As one example, a pre-coital medicament might contain a
moisturizer, to counteract the astringent effects of irrigant,
while a post-coital medicament might contain a small concentration
of Vitamin E, retinol, and/or other agent(s) that can promote
better long-term benefits if allowed to remain in place for a
longer period of time.
[0107] In general, concentrations of irrigants in medicaments as
disclosed herein are likely to range from about 0.1% to about 20%
w/w, depending on which particular irrigant is used. Higher
concentrations may also be used, if desired. In one approach which
takes varying individual factors (such as skin sensitivity,
perceived degree of risk, etc) into account, an assortment of
different medicaments with varying irrigant concentrations may be
sold, and anyone who wishes to use one will be free to several
different concentrations, and choose one based on his or her own
preference. This is comparable to sunblocking agents being sold
with a range of different "sun protection factors".
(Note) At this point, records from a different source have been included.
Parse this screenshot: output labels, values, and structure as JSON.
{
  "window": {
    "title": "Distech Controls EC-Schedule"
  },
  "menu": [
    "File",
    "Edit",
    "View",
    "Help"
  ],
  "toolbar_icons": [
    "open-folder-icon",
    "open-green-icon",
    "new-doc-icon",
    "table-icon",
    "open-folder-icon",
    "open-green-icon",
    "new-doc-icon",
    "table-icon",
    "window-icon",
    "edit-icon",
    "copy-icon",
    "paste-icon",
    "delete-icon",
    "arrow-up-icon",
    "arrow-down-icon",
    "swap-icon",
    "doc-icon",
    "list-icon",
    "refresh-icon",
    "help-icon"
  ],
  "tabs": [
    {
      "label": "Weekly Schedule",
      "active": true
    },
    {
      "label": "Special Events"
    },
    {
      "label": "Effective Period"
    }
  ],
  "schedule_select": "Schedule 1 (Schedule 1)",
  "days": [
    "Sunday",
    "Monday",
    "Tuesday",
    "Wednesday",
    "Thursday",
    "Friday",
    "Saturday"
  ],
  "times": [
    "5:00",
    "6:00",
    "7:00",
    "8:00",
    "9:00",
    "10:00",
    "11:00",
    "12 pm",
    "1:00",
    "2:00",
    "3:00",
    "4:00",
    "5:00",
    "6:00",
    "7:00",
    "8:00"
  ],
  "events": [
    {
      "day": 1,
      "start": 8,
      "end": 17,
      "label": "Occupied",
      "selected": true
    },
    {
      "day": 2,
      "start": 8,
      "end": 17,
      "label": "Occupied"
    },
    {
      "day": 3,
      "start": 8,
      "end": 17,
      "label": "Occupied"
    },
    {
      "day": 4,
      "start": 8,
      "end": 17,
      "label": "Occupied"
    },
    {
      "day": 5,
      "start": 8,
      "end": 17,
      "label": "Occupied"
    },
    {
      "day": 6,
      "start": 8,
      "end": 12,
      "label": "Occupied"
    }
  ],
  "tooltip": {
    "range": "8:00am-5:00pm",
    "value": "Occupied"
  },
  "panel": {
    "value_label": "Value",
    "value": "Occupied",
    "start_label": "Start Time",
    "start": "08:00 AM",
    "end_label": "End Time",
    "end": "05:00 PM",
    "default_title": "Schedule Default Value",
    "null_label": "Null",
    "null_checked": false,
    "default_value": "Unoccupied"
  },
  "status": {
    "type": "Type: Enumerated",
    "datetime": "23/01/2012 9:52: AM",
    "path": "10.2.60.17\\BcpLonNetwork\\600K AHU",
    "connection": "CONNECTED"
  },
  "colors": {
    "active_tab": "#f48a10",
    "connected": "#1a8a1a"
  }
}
[0108] Medicaments of the present invention may be used alone or
together with a wash comprising alkaline ionized water, or
electrolyzed reduced water (ERW). Ionized water is the product of
mild electrolysis. It serves to balance the body's pH. A body that
is too acidic provides the ideal environment for diseases to
manifest and thrive. Thus, an ionized wash used in accordance with
the present invention may balance any pH imbalance caused by
administration of the claimed irrigant-containing medicaments.
[0109] Medicaments of the present invention may also be used with
an antimicrobial plasma gas, either administered before or after
the medicament is administered.
[0110] Having thus described in detail preferred embodiments of the
present invention, it is to be understood that the invention
defined by the above paragraphs is not to be limited to particular
details set forth in the above description as many apparent
variations thereof are possible without departing from the spirit
or scope of the present invention.
[0111] Each patent, patent application, and publication cited or
described in the present application is hereby incorporated by
reference in its entirety as if each individual patent, patent
application, or publication was specifically and individually
indicated to be incorporated by reference.